M. Venyukov – 1878 Savaş son derece acımasızca cereyan ediyordu. Biz geri dönülmesi imkânsız tarzda ve askerin bastığı her toprak parçasını son ferde kadar Dağlılar’dan temizleyerek adım adım ilerliyorduk. Kar erir erimez ve ağaçlar yeşermeden önce (Şubat ve Mart’ta) yüzlerce dağ köyü ateşe veriliyordu. Ekinler atlara yediriliyor veya çiğnetiliyordu. Köy nüfusu gafil avlandığı takdirde, derhal asker muhafazasında en yakın Kazak köyüne götürülüyor ve oradan Karadeniz sahiline ve daha sonra Türkiye’ye sevk ediliyordu. Bizim yaklaşmamız sırasında boşalan kulübelerde çoğu zaman masanın üzerinde, içinde kaşığı ile beraber henüz soğumamış lapaya, üstünde iğne takılı tamiri yarıda kalmış elbiselere, döşemeye bırakılmış çocuk oyuncaklarına rastlanıyordu.

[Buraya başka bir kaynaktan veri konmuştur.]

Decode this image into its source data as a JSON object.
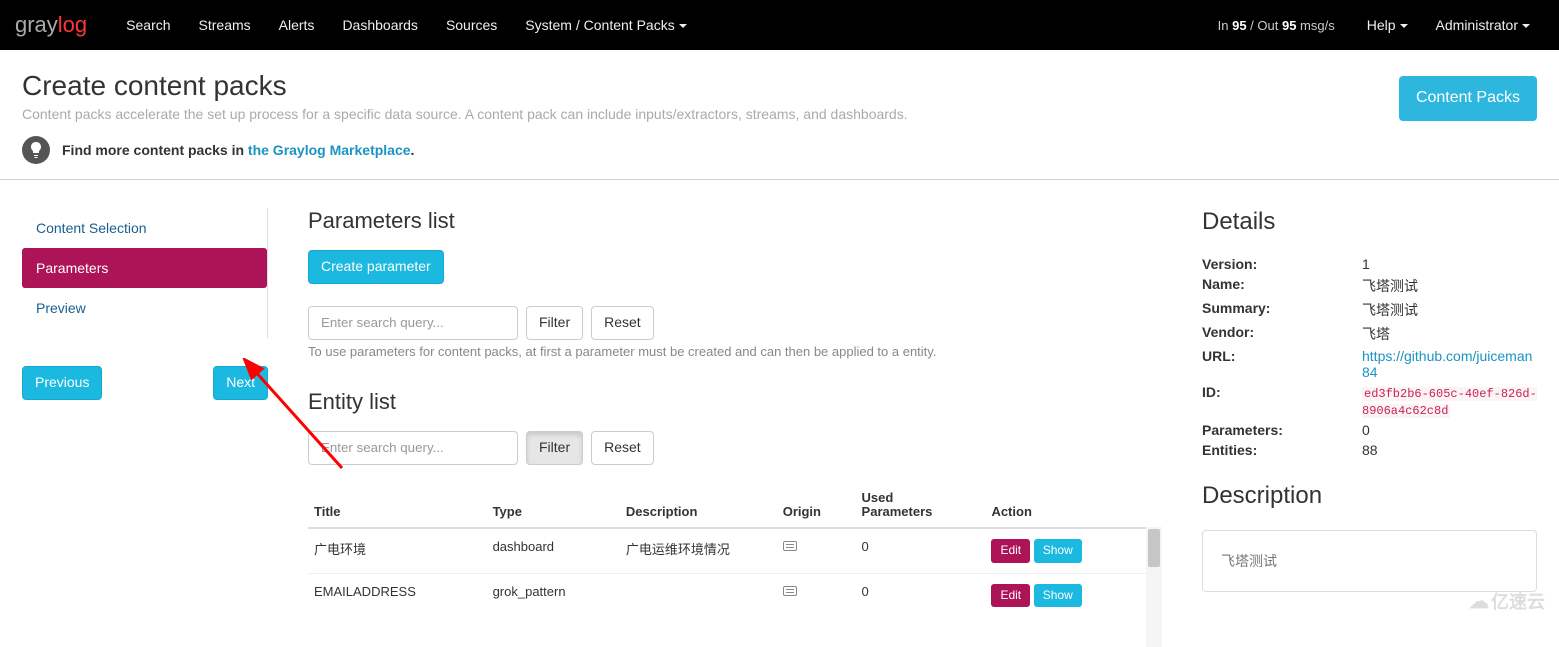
{
  "navbar": {
    "brand_gray": "gray",
    "brand_log": "log",
    "items": [
      "Search",
      "Streams",
      "Alerts",
      "Dashboards",
      "Sources",
      "System / Content Packs"
    ],
    "throughput_prefix": "In ",
    "throughput_in": "95",
    "throughput_mid": " / Out ",
    "throughput_out": "95",
    "throughput_suffix": " msg/s",
    "help": "Help",
    "admin": "Administrator"
  },
  "header": {
    "title": "Create content packs",
    "subtitle": "Content packs accelerate the set up process for a specific data source. A content pack can include inputs/extractors, streams, and dashboards.",
    "action_button": "Content Packs",
    "info_prefix": "Find more content packs in ",
    "info_link": "the Graylog Marketplace",
    "info_suffix": "."
  },
  "wizard": {
    "steps": [
      "Content Selection",
      "Parameters",
      "Preview"
    ],
    "active_index": 1,
    "prev": "Previous",
    "next": "Next"
  },
  "params": {
    "title": "Parameters list",
    "create_btn": "Create parameter",
    "search_placeholder": "Enter search query...",
    "filter": "Filter",
    "reset": "Reset",
    "help": "To use parameters for content packs, at first a parameter must be created and can then be applied to a entity."
  },
  "entities": {
    "title": "Entity list",
    "search_placeholder": "Enter search query...",
    "filter": "Filter",
    "reset": "Reset",
    "columns": [
      "Title",
      "Type",
      "Description",
      "Origin",
      "Used Parameters",
      "Action"
    ],
    "edit": "Edit",
    "show": "Show",
    "rows": [
      {
        "title": "广电环境",
        "type": "dashboard",
        "description": "广电运维环境情况",
        "used": "0"
      },
      {
        "title": "EMAILADDRESS",
        "type": "grok_pattern",
        "description": "",
        "used": "0"
      }
    ]
  },
  "details": {
    "title": "Details",
    "fields": {
      "version_label": "Version:",
      "version": "1",
      "name_label": "Name:",
      "name": "飞塔测试",
      "summary_label": "Summary:",
      "summary": "飞塔测试",
      "vendor_label": "Vendor:",
      "vendor": "飞塔",
      "url_label": "URL:",
      "url": "https://github.com/juiceman84",
      "id_label": "ID:",
      "id": "ed3fb2b6-605c-40ef-826d-8906a4c62c8d",
      "parameters_label": "Parameters:",
      "parameters": "0",
      "entities_label": "Entities:",
      "entities": "88"
    },
    "description_title": "Description",
    "description_body": "飞塔测试"
  },
  "watermark": "亿速云"
}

The Free Press, 1 Aralık 1863
Acımasızca davranışlara örnek olarak 1863 yılında The Free Press gazetesinde yayımlanan Fransız kaynaklı bir haber insanın tüylerini diken diken ediyor:
Şapsığ ülkesinin Hafia köyünde bir yamyamlık sahnesi sergilenmiştir. Köy erkeklerinin cephede ileri hatlarda bulunmasını fırsat bilen Çarın askerleri köydeki savunmasız halkın üzerine üşüşerek onları öldürmüş, evlerini yakmış ve mallarını yağmalamıştır. Kurbanlar arasında 18 yaşlı kadın, 8 çocuk ve 6 yaşlı erkek bulunmaktadır. Öldürülen kadınların birinin cesedine şu sözcükleri içeren bir yafta iliştirilmişti: “Haydi git, yardım için temsilcilerinizi gönderdiğiniz İngiltere Kraliçesi’ne şikayet et!”.

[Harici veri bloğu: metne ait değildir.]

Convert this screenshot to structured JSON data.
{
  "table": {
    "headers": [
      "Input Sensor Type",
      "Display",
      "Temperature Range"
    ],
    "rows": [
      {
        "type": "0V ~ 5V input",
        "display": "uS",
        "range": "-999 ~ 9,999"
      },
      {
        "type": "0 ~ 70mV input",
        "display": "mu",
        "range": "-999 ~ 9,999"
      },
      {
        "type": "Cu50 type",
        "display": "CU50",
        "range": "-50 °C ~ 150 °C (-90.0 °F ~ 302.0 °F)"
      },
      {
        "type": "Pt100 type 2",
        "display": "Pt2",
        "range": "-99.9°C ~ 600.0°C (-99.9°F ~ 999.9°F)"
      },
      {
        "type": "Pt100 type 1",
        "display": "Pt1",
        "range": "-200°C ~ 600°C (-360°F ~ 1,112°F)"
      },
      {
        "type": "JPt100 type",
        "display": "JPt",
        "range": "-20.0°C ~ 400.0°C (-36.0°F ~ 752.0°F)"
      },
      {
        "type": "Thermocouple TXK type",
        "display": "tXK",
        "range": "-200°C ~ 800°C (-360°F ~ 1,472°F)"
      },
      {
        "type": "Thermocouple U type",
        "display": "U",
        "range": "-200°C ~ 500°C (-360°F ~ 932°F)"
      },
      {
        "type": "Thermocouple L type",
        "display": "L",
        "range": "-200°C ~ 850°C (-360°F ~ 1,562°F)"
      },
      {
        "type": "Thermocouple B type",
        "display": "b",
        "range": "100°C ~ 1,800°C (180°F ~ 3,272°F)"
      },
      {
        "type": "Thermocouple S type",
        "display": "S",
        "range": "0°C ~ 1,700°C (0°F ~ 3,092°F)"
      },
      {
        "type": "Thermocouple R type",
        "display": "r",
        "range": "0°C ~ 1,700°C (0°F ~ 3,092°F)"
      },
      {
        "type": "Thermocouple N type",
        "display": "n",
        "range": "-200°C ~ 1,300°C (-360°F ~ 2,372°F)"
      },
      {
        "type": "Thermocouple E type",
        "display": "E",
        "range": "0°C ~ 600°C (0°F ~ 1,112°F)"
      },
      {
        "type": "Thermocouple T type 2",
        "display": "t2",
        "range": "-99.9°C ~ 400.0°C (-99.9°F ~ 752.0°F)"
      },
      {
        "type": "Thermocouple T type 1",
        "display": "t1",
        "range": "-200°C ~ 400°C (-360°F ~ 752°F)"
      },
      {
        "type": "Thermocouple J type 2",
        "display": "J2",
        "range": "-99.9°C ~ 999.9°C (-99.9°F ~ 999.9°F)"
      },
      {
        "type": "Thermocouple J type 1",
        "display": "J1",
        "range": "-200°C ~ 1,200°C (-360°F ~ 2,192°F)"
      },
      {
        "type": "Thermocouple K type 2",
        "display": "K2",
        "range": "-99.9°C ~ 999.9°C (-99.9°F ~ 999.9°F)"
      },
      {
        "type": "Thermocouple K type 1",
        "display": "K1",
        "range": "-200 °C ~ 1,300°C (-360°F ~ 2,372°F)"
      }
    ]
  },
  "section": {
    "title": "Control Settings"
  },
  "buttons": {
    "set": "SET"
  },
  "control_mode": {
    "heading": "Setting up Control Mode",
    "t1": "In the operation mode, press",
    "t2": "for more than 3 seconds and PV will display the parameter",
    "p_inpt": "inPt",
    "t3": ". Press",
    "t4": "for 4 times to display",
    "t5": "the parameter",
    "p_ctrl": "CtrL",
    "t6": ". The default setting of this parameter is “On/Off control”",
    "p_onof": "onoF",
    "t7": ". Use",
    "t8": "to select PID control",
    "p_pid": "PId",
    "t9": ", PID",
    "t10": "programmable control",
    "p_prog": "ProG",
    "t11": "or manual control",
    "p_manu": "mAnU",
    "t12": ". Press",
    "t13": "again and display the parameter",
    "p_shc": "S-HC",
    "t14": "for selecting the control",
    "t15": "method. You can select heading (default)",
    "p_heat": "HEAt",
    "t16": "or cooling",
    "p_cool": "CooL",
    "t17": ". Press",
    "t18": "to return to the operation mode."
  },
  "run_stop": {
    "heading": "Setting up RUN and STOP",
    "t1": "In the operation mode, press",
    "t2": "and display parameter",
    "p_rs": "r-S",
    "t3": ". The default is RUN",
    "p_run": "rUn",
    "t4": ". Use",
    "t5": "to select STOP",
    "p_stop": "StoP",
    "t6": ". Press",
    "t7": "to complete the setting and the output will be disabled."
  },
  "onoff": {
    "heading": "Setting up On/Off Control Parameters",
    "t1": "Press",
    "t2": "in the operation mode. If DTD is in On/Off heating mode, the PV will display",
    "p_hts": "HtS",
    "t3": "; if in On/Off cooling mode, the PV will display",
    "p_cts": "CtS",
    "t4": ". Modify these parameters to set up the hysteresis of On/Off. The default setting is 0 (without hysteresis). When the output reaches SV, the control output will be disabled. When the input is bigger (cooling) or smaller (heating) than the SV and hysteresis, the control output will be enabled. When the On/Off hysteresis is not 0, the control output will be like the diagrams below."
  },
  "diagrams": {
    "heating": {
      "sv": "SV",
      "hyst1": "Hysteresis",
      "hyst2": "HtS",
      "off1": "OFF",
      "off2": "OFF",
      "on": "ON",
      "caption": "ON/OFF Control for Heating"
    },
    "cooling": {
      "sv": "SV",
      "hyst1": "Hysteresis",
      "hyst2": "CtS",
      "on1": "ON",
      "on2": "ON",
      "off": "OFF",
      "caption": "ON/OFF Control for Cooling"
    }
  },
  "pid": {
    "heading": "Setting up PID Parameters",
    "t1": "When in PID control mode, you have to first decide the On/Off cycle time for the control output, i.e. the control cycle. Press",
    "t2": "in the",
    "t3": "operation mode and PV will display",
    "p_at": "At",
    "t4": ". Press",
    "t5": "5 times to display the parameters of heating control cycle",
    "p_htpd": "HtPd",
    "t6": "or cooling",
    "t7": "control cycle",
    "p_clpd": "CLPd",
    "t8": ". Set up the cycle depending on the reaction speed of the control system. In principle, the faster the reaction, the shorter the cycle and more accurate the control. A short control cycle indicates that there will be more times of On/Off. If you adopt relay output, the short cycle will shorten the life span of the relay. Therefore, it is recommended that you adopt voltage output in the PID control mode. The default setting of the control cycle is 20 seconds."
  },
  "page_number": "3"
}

Küçük bir çocuğun cesedinde de şu yazı okunmakta idi: “Koruyucunuz Türklere kendini satacağına burada kal!”.
Yine gözleri oyulmuş yaşlı bir erkeğin cesedinde de şu yazı okunmakta idi: “Git temsilcilerinle buluş, Paris’te iyi göz doktoru bulabilirsin!